Nuestra izquierda no lo comprendía entonces y no parece haber aprendido mucho de ello desde entonces. Pero tampoco aprendieron, en nuestro caso, el resto de las fuerzas políticas. Se debe reconocer que uno de los que mejor comprendió lo que sucedía y las implicaciones que ello tendría fue el entonces presidente Carlos Salinas, con la fuerte influencia que en ese momento tenía José María Córdoba y sus relaciones con Jacques Attali, un hombre de toda confianza de uno de los principales actores de aquellos momentos, el presidente francés Francoise Mitterrand. Salinas estuvo en Washington en septiembre del 89 en su primera visita oficial como presidente y no quiso establecer compromisos de largo plazo en una propuesta que ya estaba sobre la mesa, el tratado de libre comercio con Estados Unidos y Canadá, pensaba en una mayor diversificación. Pero cuando a principios del año siguiente fue por primera vez a Davos, a presentar su propuesta de un México con una economía abierta a las inversiones y el comercio, la unificación alemana ya estaba en marcha y era evidente que Europa iba hacia la reconstrucción del Este y la creación de un enorme mercado común, y allí irían las inversiones y recursos. Antes de que Salinas regresara de esa gira a México ya había partido un avión con Córdoba y Pedro Aspe a Washington para comenzar a plantearle al presidente Bush la posibilidad del tratado de libre comercio.

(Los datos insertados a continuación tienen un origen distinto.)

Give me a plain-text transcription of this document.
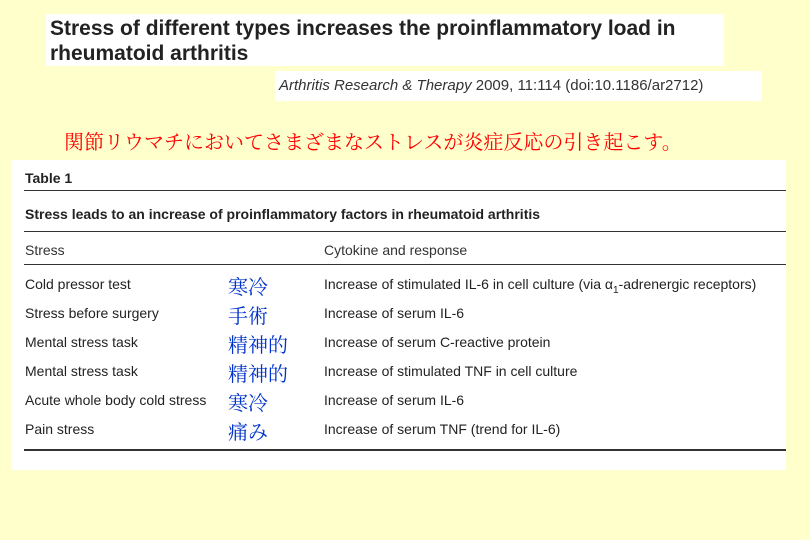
Stress of different types increases the proinflammatory load in rheumatoid arthritis
Arthritis Research & Therapy 2009, 11:114 (doi:10.1186/ar2712)
関節リウマチにおいてさまざまなストレスが炎症反応の引き起こす。
Table 1
Stress leads to an increase of proinflammatory factors in rheumatoid arthritis
Stress	Cytokine and response
Cold pressor test	寒冷	Increase of stimulated IL-6 in cell culture (via $\alpha_1$-adrenergic receptors)
Stress before surgery	手術	Increase of serum IL-6
Mental stress task	精神的	Increase of serum C-reactive protein
Mental stress task	精神的	Increase of stimulated TNF in cell culture
Acute whole body cold stress 寒冷	Increase of serum IL-6
Pain stress	痛み	Increase of serum TNF (trend for IL-6)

A casi veinte años de distancia se lo debe ver como una de las más inteligentes apuestas globales que realizó México en un contexto de cambio internacional profundo, en un mundo que buscaba y todavía no tenía claro hacia dónde se podría avanzar pero en el cual era evidente que los viejos campos del capitalismo y el socialismo serían reemplazados por grandes bloques regionales.
Pero aquella euforia reformadora en nuestro caso duro poco. Con los crímenes de 1994 y la crisis del 95 las reformas se congelaron y mientras el mundo seguía adaptándose a sus nuevas realidades nada hizo cambiar a nuestros sistemas políticos o nuestra visión económica, ni siquiera la derrota del PRI en el 2000. Y seguimos estancados en un mundo donde sólo un puñado de países, ninguno exitoso, siguen pensamos que las consignas y visiones previas a 1989 aún están vigentes, donde pensamos que la preservación de la soberanía pasa por la propiedad de una refinería, donde seguimos concibiendo que no todos deben pagar impuestos y que tenemos económicamente más que ver con Sudamérica que con América del Norte. Un mundo donde no se quiere calificar a los gobiernos de Cuba o Venezuela como dictatoriales y donde se acepta la utilización de la violencia como un recurso de la política. O, en donde se tiene la tentación de recurrir a grupos irregulares para garantizar la seguridad. O en donde el partido con mayores posibilidades de regresar al poder, en un acto de absoluta demagogia, se felicita “por haber librado al pueblo de México del IVA de 2 por ciento a alimentos y medicinas”.
Nuestra clase política sigue viviendo en un mundo anterior a ese 9 de noviembre de 1989 que hoy celebran las democracias occidentales. Nuestro muro (o cortina de nopal como la llamó José Luis Cuevas), sigue incólume. Seguimos pensando que somos una excepción en la globalización. Por eso seguimos viendo hacia atrás en lugar de afrontar los desafíos del futuro. Y han pasado ya 20 años.